Monday, May 01, 2006

May Day

Cinco de Mayo is four days away so why is May first the day for the Mexican immigrant protests? The answer is that today is more important to the organizers than the 5th.

For several decades, May 1 has been associated with workers' rights, especially in communist countries. A big organizer of the protests is International ANSWER which is closely related to a communist group.
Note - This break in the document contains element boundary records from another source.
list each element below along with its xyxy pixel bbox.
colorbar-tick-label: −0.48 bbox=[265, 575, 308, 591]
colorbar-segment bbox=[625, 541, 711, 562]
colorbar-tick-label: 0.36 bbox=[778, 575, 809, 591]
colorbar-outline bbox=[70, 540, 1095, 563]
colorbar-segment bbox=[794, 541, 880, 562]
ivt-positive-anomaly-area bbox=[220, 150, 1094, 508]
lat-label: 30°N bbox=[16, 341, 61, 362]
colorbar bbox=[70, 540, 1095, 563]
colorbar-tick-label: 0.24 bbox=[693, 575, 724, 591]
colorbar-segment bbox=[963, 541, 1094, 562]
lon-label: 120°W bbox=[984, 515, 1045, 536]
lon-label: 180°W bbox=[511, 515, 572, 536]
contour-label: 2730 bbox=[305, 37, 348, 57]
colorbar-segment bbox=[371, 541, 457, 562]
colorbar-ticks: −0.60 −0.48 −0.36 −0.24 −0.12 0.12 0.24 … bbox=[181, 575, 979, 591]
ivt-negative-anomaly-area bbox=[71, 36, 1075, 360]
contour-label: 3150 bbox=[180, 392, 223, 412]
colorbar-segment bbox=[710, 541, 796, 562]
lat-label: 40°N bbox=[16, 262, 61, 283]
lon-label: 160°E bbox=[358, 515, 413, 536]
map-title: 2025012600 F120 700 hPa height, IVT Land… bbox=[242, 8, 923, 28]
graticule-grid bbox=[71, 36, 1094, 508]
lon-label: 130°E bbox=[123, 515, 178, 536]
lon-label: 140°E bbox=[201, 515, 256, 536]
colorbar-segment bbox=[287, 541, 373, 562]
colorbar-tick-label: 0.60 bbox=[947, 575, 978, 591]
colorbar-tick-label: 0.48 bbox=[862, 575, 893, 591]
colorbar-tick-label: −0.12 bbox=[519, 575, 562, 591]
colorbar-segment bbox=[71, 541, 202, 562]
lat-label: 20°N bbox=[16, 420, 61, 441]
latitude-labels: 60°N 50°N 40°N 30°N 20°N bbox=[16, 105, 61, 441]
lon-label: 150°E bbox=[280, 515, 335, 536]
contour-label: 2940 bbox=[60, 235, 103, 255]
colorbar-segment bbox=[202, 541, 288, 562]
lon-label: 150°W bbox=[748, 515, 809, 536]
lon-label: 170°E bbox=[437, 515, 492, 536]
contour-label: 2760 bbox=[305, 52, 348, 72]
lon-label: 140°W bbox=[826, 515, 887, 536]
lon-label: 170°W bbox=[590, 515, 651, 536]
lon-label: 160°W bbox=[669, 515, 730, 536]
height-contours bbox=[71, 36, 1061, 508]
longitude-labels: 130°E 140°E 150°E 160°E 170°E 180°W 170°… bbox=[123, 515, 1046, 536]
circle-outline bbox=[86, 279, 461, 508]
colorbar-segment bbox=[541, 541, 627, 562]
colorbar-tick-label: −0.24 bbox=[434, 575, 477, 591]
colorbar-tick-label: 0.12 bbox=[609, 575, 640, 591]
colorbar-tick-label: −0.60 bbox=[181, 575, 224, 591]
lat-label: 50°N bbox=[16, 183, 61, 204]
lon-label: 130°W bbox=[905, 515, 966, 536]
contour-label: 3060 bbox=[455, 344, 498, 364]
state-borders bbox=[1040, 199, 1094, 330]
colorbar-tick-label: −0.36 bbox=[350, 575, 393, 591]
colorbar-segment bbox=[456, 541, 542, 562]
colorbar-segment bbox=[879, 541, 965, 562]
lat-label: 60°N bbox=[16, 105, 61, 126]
Their tactics are based on revolutionary tactics. Today is a general strike. This is meant to force the US to agree to the demonstrators' demands, mainly instant legalization.
This means that non-Americans will be using the radically un-American tactic of a general strike in order to pressure Congress into acting in their interests, rather than in the interests of the American people. Yet what right do non-citizens have to influence political decisions about the American nation at all? People who are not citizens of the US do not have the right to vote or to hold office. But if we refuse to give non-citizens the traditional political rights of an American citizen, what sense can there be in extending to them the dubious right to use the streets as a path to political power: a right that the American tradition has always repudiated?
Do the marchers understand what they are doing? MSNBC has this quote:

"If I lose my job, it's worth it," said Cruz, who has a temporary work permit that is granted to many Central Americans. "It's worth losing several jobs to get my papers."

This man isn't even an illegal immigrant. He has work papers. Clearly the scope of the debate is shifting.

It is shifting in Mexico, also. President Fox has called it patriotic to continue to speak English in America. His likely successor Manuel Lopez Obrador, has proposed making the United States a 6th Mexican voting district.

Between demands for legalization of anyone who wonders over our boarder, granting driver's licenses to all residents, and proposed voting reform that lets anyone with a driver's license vote, the entire concept of American citizenship is under attack.

As I've said before, I'm all for immigration as long as it is on our terms. This includes the expectation that the immigrants will learn English and become citizens. I don't care at all for the American labor market being co-opted as a subsidiary of the Mexican economy.

Two years ago gay rights were gaining ground. Many states supported some form of domestic partnership. Had gay leaders accepted this as a temporary victory and waited for a decade, they would probably have eventually won support for gay marriage. Instead they rejected domestic partnership and pushed for full marriage to be recognized in every state. This prompted several state constitutional amendments outlawing both.

Illegal immigrants are following the same path. Political progress comes slowly and attempts to force it usually cause a matching counter movement. By making unreasonable demands, the immigrants are turning off people who had been generally supportive of them.